1. Bölüm: İlk Buluşma

33K 80 2
                                    

Bu öykü, The Game: First Encounter adlı özgün eserin yerelleştirilmiş çevirisidir. Öykünün tamamı hayal ürünüdür. Öykü, 5. bölümden itibaren sert seks tasvirleri içerir ve 18 yaşından küçükler için sakıncalıdır.

Adına neden "oyun" dedik, bilmiyorum; ama öylece kaldı. Fazla şüphe uyandırmadan, arkadaşlar arasında bile "oyun"dan bahsetmek mümkündü ki herhalde bu adın en iyi yanı da buydu. Bayağı ilişkilerden ve bencil erkeklerden bıkmış bir sürü kadın tanıdığını söyleyen, bu yüzden oyunu öneren Melis'ti. Öyle sanıyorum ki Melis düşünceli ve titiz bir sevgili olmamla övünürken, o kadınlardan biri beni "ödünç almak" istemişti. Melis'le birlikte ilişkimizin "açık" olmasına karar vermiştik, o yüzden ödünç alınmaya da müsaittim.

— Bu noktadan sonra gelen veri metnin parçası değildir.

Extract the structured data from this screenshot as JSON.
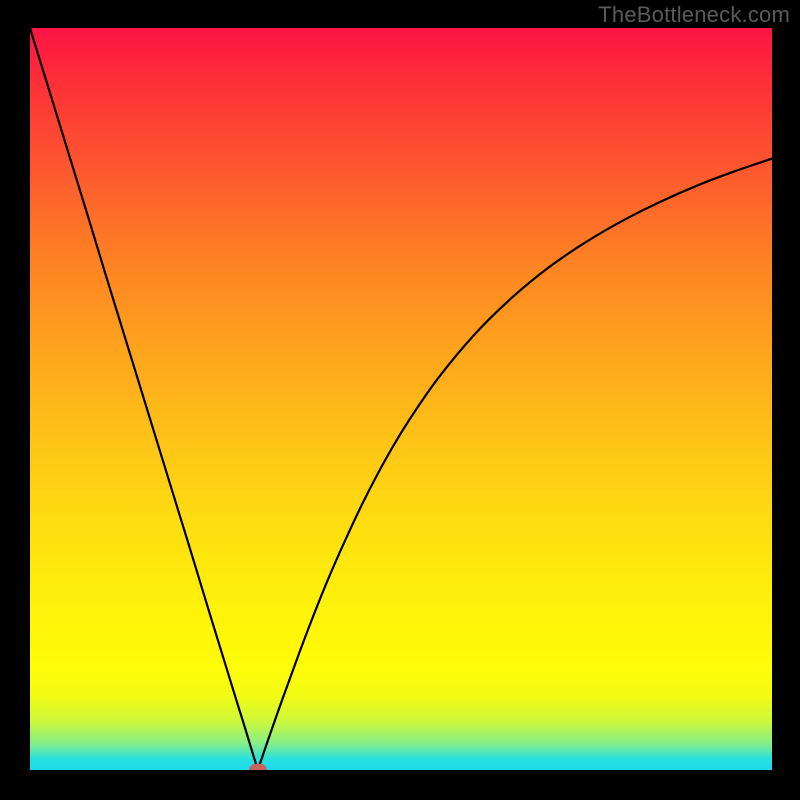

Melis'in dediğine göre bu kadınlardan bazılarının fantezileri de vardı ve onları bizzat gerçekleştirmekten zevk alacağımı ağzımdan kaçırmıştım. Biraz düşündükten sonra, bu konuda bir şeyler yapmamız gerektiğini söyleyen de Melis oldu.

Kurallar oldukça basitti. Birbirimize uygun, sekse ilgi duyan partnerler bulacaktık. Bulduğumuz partnerle bir randevu ayarlayacaktık ve buluşmanın da önceden belli tek bir sonucu olacaktı: seks. Oyunun üç parçası vardı: buluşma, sözcük ve numara.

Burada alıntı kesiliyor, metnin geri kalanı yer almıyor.